If you put three beads onto a tens/units abacus you could make the numbers $3$, $30$, $12$ or $21$.

Explore the numbers you can make using six beads.

### Why do this problem?

This problem is a good, yet simple, activity that can get pupils thinking hard about numerals, numbers and place value.  It also provides a context for discussing different ways of recording.

### Possible approach

You could start the children off by showing them one of the examples for three beads and then asking for other ways the beads could be arranged, reading the numbers together. You may want to use a basic drawing of the abacus on an interactive whiteboard and have 'beads' to drag into place. At this stage, you could encourage learners to try and explain how we know we have all the different ways.

After this the children could work in pairs on the six beads problem so that they are able to talk through their ideas with a partner. Have available a range of equipment which they could use, but allow them to make their own choice.  You may have, for example, a real abacus, counters, paper, beads, coloured pencils/pens etc. They could use digit cards to make the number which is represented on the abacus.

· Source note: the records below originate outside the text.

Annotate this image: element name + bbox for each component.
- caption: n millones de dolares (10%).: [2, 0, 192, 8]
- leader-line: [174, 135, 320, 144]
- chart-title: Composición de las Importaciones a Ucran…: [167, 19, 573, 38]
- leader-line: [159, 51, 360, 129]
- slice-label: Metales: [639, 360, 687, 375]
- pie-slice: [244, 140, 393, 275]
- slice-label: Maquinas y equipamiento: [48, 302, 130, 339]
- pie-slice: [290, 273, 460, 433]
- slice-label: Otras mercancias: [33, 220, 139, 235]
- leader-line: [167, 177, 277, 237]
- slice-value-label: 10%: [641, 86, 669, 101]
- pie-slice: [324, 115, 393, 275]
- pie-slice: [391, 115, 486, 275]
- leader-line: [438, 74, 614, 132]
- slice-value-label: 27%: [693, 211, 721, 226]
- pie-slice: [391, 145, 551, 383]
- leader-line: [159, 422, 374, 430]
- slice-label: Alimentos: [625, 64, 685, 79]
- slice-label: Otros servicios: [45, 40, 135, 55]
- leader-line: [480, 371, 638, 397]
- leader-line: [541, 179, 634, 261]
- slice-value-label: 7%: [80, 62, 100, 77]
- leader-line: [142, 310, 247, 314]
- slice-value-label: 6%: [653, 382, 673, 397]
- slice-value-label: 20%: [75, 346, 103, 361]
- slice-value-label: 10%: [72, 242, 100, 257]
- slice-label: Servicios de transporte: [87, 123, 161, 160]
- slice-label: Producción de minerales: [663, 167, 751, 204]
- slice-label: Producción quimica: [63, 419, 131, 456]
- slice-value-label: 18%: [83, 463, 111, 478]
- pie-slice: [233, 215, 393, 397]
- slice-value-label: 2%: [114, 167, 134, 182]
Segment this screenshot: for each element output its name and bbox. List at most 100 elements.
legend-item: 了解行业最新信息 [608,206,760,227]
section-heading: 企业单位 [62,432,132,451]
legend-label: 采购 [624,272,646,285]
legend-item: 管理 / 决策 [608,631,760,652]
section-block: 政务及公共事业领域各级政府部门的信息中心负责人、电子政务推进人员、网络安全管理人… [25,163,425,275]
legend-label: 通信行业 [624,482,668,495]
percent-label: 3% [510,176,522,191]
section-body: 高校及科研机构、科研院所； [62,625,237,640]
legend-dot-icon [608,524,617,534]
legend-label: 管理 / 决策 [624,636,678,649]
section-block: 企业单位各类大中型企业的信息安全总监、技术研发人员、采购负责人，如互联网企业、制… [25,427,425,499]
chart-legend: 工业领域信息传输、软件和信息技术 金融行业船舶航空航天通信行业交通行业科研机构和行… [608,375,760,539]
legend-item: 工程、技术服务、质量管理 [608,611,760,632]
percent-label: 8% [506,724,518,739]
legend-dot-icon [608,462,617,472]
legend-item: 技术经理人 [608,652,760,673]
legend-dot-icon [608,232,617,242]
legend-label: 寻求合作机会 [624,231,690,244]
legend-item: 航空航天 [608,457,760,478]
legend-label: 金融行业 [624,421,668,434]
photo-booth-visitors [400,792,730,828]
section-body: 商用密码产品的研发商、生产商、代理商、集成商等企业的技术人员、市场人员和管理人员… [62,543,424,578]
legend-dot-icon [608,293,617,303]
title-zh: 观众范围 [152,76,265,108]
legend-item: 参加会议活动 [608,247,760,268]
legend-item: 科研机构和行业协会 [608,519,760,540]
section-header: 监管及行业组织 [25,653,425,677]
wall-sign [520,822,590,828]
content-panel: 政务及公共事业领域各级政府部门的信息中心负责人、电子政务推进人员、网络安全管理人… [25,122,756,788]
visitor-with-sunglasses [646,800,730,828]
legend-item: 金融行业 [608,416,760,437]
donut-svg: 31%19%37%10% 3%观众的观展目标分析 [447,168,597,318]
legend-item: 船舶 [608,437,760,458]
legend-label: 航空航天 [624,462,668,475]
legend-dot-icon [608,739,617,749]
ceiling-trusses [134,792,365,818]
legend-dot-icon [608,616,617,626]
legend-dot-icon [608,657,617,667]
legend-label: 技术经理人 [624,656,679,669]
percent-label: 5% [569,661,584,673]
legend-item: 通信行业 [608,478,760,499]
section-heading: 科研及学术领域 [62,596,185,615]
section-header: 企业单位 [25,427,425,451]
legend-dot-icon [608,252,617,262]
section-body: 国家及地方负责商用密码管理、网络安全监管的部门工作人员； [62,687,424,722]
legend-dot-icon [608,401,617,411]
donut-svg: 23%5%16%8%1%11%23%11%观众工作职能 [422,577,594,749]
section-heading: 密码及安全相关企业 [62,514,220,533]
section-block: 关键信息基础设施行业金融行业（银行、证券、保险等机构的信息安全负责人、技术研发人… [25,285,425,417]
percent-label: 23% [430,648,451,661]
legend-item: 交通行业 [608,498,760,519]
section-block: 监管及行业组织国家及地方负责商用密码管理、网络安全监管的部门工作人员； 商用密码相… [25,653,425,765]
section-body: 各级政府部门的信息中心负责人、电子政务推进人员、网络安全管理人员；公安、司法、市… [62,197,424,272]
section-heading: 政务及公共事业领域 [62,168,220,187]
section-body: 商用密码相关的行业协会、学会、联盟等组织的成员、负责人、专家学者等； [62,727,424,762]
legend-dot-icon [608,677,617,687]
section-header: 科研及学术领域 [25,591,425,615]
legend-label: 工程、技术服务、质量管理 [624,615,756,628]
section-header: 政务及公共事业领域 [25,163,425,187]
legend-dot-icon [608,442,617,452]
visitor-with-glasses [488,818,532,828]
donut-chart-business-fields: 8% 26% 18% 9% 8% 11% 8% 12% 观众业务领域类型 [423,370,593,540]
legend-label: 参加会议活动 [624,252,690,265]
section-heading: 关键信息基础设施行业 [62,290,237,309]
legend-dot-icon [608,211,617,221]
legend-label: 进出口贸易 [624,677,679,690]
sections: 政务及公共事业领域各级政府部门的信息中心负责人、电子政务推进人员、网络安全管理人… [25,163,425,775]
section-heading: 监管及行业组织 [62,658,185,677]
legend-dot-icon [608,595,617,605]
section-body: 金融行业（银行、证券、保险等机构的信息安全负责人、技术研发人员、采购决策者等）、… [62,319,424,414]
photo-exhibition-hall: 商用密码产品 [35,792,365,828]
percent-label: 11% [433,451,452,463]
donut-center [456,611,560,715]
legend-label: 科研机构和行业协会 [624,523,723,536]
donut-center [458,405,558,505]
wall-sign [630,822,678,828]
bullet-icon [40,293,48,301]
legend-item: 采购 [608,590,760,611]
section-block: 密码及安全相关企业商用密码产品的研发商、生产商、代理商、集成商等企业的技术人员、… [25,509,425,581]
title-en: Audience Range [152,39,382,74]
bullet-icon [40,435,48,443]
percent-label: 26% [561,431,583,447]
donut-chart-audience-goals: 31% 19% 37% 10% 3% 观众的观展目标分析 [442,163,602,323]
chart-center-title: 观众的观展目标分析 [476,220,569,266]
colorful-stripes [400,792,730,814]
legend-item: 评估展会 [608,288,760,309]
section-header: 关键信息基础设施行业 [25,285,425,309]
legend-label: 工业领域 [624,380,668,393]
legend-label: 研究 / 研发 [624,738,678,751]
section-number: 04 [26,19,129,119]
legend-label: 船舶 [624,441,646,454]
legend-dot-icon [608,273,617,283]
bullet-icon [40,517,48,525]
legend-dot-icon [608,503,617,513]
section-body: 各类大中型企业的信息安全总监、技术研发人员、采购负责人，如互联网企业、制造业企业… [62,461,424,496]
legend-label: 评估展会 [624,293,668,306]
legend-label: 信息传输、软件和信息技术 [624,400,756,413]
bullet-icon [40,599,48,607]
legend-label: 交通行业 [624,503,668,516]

In the plenary, children could compare the ways in which they have recorded their findings and you could discuss the advantages of each. You could then talk about which recording methods would be best if we wanted to be sure that we had all the ways of using six beads. At this point, you could share any that have used such a system, or you could demonstrate your own way.

### Key questions

What can you tell me about the numbers you've found?
Are there any other ways you can arrange those beads?
How can you tell if you have them all?

### Possible extension

Learners could increase the number of beads or they could be asked to investigate what would happen if there were three columns: units, tens and hundreds.

### Possible support

Some children may find it easier to use four beads, rather than going straight on to six. Using practical apparatus, such as counters, is essential for those having difficulties in understanding the problem.